Assim, Édipo casou-se com a sua mãe, Jocasta, e eles tiveram quatro filhos: Antígona, Ismênia, Etéocles e Polinice. Mas as moiras, figuras mitológicas que tecem os destinos humanas, fizeram chegar ao conhecimento de Édipo e Jocasta que eles eram filho e mãe. Ela suicidou-se, ele perfurou os olhos para não ver o pecado, a tragédia que provocara.

Antígona acompanhou o pai pelo deserto, vagando para ‘purificar-se’ até que ele morresse. Quanto ela voltou ao seu local de origem, Creonte (irmão de Jocasta), que já havia assumido o poder após a morte de Laio, havia entregado a Édipo e reassumira após a desistência de Édipo e a morte de Jocasta, reinava absoluto.

Enquanto Antígona estava fora, os seus irmãos Etéocles e Polinice haviam lutado pelo poder e, numa luta fratricida (quando irmãos matam irmãos), morreram. Diante da luta travada, Creonte considera Etéocles como herói e Polinice, como traidor, tendo provocado a destruição da cidade, proibindo o enterro de Polinice, que deveria ser deixado para os abutres.

Antígona rebela-se evocando a lei das tradições, a lei dos deuses do Olimpo, enquanto Creonte afirma a sua lei, as suas determinações como senhor de Tebas. Antígona, ainda assim, enterra Polinice com as próprias mãos. Ela é presa e, indignada, suicida-se.

Hémon, filho de Creonte e noivo de Antígona, descobre que ela se matou e segue o mesmo caminho. Logo em seguida, Eurídice, mulher de Creonte e mãe de Hémon, fica sabendo sobre a morte do filho e põe fim à própria vida.

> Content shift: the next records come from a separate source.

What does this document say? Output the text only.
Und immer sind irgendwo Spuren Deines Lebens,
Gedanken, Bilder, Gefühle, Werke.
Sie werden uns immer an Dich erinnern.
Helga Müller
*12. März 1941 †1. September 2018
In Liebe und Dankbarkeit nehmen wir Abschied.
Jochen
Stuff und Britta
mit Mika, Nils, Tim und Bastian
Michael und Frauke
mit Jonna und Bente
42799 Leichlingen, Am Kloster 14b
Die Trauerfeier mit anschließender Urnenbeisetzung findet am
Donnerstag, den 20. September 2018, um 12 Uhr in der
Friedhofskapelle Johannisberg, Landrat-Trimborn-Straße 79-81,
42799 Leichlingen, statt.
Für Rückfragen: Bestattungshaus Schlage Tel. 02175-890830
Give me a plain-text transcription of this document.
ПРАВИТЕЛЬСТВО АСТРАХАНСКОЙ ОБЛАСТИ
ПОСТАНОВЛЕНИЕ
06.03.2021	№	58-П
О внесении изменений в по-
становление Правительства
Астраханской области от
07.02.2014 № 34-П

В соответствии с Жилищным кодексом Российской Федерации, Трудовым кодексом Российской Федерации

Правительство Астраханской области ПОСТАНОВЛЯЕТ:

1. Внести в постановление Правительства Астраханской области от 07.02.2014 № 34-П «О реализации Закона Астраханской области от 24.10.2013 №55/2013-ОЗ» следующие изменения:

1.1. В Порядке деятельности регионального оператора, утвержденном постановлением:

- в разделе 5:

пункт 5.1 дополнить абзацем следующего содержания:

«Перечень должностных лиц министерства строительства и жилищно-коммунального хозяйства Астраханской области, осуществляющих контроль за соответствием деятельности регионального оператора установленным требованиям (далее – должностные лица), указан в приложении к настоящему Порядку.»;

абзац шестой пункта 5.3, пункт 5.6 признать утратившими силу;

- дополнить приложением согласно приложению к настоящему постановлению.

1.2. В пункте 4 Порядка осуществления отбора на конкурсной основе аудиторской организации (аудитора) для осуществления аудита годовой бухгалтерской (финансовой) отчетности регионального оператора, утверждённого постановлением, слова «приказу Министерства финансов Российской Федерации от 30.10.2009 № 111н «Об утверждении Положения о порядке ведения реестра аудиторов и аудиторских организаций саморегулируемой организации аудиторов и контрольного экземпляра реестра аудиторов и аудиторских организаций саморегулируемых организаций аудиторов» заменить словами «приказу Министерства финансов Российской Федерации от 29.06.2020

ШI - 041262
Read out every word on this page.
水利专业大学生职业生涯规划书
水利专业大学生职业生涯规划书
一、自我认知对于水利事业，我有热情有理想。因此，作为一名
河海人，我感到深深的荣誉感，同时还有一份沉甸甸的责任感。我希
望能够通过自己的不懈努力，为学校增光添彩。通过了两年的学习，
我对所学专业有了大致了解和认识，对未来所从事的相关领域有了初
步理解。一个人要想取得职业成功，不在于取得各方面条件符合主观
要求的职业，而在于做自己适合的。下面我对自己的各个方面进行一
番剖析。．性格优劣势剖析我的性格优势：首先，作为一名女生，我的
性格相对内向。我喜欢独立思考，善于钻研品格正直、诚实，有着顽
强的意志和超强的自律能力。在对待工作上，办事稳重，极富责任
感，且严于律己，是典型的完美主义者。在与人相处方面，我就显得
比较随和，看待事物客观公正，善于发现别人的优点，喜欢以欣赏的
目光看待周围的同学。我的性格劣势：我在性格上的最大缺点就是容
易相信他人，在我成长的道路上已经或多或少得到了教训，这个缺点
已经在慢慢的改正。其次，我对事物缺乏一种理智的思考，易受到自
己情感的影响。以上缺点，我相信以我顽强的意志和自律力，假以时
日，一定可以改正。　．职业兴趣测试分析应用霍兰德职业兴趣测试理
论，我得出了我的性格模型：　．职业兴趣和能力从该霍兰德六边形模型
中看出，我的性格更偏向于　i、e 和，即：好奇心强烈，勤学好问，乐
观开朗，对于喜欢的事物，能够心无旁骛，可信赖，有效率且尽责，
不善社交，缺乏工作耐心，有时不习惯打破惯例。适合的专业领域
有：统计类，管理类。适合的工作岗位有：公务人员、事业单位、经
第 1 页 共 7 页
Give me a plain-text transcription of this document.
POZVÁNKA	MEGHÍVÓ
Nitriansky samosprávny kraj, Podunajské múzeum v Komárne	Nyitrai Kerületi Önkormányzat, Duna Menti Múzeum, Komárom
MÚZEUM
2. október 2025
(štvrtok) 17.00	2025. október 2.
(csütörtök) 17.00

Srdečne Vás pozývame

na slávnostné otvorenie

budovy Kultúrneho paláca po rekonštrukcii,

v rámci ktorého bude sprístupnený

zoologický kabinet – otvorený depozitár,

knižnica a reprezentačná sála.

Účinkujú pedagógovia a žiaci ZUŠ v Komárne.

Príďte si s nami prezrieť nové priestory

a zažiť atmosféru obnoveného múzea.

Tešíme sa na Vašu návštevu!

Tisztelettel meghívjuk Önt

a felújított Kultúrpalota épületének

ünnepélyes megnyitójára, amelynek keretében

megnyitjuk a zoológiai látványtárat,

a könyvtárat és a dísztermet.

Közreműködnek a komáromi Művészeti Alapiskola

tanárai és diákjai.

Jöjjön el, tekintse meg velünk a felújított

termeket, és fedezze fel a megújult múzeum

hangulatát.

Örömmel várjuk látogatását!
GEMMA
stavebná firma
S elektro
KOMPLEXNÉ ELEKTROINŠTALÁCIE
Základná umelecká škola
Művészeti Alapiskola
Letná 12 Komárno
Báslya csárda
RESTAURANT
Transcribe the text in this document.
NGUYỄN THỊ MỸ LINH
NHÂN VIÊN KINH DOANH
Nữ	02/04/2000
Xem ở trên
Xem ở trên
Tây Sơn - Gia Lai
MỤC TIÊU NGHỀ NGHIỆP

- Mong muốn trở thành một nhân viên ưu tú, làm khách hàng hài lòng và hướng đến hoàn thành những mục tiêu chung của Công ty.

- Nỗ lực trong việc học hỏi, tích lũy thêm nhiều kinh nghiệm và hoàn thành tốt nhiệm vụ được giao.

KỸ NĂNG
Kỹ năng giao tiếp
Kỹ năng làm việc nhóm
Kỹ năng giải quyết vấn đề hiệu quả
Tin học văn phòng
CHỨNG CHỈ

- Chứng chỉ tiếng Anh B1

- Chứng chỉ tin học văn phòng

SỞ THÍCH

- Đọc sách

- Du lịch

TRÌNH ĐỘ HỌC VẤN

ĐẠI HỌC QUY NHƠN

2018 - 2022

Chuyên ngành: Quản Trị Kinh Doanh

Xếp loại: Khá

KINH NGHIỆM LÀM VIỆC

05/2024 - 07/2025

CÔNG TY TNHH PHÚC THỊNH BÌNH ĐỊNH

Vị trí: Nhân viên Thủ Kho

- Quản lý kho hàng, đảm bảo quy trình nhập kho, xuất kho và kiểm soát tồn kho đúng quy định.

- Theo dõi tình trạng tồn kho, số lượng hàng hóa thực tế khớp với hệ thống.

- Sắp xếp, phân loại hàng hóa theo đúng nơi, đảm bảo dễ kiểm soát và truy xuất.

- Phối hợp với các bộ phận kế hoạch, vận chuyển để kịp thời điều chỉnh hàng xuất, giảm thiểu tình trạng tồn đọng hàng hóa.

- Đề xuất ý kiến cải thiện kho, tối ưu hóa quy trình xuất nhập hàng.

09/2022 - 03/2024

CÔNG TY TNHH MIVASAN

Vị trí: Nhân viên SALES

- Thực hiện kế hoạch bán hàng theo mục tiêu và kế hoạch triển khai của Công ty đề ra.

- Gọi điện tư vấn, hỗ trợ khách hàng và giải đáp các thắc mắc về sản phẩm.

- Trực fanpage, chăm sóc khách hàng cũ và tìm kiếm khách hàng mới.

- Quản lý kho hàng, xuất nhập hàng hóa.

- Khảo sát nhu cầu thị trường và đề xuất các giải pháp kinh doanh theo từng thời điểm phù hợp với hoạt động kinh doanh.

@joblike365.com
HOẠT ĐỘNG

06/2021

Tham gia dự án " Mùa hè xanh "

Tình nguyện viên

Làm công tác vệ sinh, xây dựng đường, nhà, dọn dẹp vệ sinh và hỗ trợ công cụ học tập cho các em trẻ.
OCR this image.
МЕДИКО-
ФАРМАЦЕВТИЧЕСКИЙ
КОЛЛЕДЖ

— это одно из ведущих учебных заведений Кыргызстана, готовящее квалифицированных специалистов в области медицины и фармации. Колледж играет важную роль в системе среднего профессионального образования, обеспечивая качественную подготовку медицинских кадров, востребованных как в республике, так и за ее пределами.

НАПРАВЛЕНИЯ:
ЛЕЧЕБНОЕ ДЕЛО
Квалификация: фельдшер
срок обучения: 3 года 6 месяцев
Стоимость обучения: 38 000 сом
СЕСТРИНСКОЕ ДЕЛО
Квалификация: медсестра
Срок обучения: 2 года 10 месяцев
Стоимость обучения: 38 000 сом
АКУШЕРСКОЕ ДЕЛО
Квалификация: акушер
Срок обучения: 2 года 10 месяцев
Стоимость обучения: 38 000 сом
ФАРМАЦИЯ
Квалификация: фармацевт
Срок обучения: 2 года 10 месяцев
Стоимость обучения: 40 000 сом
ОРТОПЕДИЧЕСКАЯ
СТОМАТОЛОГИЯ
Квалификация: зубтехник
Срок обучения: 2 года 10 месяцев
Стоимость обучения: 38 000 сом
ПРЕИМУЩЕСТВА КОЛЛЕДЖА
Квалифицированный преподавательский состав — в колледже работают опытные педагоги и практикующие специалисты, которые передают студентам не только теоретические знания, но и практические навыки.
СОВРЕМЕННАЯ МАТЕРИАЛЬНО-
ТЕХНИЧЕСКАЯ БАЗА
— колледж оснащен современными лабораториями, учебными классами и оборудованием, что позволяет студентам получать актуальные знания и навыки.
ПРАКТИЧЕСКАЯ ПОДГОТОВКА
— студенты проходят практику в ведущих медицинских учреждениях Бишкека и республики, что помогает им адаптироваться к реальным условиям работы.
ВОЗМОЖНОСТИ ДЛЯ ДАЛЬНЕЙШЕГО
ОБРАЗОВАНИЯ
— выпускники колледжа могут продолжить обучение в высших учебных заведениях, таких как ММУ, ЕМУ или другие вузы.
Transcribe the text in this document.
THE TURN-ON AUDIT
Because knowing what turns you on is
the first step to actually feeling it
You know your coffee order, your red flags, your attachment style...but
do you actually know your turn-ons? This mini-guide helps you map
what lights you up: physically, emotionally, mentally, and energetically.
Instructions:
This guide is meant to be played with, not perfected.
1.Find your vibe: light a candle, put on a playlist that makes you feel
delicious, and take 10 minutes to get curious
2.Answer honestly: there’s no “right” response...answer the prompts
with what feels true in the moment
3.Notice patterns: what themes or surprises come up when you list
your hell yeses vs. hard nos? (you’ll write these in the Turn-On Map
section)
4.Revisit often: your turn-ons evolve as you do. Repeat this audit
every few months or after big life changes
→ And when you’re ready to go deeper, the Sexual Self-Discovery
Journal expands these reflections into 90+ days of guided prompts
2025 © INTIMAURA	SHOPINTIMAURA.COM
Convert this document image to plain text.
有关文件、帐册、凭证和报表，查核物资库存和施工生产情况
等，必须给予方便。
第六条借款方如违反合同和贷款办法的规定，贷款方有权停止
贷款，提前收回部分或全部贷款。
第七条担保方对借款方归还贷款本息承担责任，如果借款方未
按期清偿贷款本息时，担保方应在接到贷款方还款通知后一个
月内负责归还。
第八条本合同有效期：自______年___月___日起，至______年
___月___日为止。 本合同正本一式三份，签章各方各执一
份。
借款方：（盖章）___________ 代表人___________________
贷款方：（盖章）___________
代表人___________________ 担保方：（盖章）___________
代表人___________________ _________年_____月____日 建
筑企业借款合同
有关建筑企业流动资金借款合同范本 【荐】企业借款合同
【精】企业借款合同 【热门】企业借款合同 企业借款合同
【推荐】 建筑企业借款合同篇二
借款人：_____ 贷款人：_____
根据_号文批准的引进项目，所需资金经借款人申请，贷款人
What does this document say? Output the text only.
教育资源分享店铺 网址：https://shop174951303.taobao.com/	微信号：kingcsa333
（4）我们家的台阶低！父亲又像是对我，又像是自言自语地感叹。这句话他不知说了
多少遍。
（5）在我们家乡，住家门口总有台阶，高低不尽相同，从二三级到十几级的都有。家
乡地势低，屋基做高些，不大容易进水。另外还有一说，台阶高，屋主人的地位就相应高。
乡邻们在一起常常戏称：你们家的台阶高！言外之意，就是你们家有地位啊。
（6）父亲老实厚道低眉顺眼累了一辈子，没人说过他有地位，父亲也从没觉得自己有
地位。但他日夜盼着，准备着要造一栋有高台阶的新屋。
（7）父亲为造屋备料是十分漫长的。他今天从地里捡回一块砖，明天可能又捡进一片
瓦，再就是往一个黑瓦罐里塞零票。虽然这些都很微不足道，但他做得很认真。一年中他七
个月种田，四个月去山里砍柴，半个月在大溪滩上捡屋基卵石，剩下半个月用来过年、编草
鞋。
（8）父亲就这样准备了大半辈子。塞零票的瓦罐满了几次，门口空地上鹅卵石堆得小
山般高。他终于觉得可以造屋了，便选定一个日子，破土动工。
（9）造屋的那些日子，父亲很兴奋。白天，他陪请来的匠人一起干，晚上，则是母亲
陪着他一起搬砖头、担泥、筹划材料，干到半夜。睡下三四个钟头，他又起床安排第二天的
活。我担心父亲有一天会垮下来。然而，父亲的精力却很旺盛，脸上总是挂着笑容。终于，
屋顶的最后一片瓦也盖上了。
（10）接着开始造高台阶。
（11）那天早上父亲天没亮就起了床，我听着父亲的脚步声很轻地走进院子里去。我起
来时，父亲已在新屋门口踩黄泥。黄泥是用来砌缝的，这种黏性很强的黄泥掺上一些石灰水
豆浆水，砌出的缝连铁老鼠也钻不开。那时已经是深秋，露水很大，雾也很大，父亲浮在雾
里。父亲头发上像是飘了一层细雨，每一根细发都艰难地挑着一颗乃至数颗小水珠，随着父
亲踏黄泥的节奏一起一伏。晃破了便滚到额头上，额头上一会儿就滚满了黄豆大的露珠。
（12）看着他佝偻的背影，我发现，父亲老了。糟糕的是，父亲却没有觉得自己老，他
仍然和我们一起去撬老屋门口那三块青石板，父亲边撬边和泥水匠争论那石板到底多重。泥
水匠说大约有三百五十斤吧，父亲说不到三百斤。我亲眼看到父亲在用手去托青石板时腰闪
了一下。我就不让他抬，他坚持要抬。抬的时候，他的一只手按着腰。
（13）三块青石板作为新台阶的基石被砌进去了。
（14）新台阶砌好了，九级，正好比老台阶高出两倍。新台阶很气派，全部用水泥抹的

Embora pense na execução da própria morte, Creonte desiste, deixa que o destino resolva.

Toda vez que, em alguma parte do mundo, eu fico sabendo que alguém atenta contra os direitos humanos, mesmo que isso não seja foco de notícias televisivas ou motivo de polêmicas em redes sociais, eu penso em Creonte, mas tenho muito presente a figura das moiras.

Quando revisitamos a História do Ocidente, afinal, Edward Said ensina-nos que não conhecemos o Oriente, mas apenas uma criação imagética criada pelo Ocidente, encontramos inúmeros déspotas, ditadores, autocratas, gente sem escrúpulos que não teme em impor a sua vontade em detrimento da dor alheia, do sofrimento de miseráveis.

Ao ensinar Literatura para ensino médio e ensino superior, eu chamava a atenção dos meus alunos, que cada movimento literário representava uma transição de ideias entre um tempo e outro, que nada é perene, mas que ações humanas deixam marcas em seres humanos, de carne e osso, a Literatura apenas re-apresenta essas dores.

Quem leu ‘Feliz ano velho’ e, agora, revisita ‘Ainda estou aqui’, o romance de Marcelo Rubens Paiva, ou vê o filme homônimo, não precisa deter-se na totalidade das narrativas, basta que centre os seus olhos na cena – tão falada – em que Eunice vê famílias comuns, que se divertem e sabe que ela nunca mais terá aquela oportunidade.

Não é apenas Eunice que se representa ali, mas tantas mulheres, mães, cujos filhos são mortos em nosso cotidiano, pelo tráfico, pela polícia, pela bala perdida, pelo trânsito violento. Salva-nos a Arte, que nos ajuda a reelaborar o que as moiras seguem traçando sem o nosso conhecimento.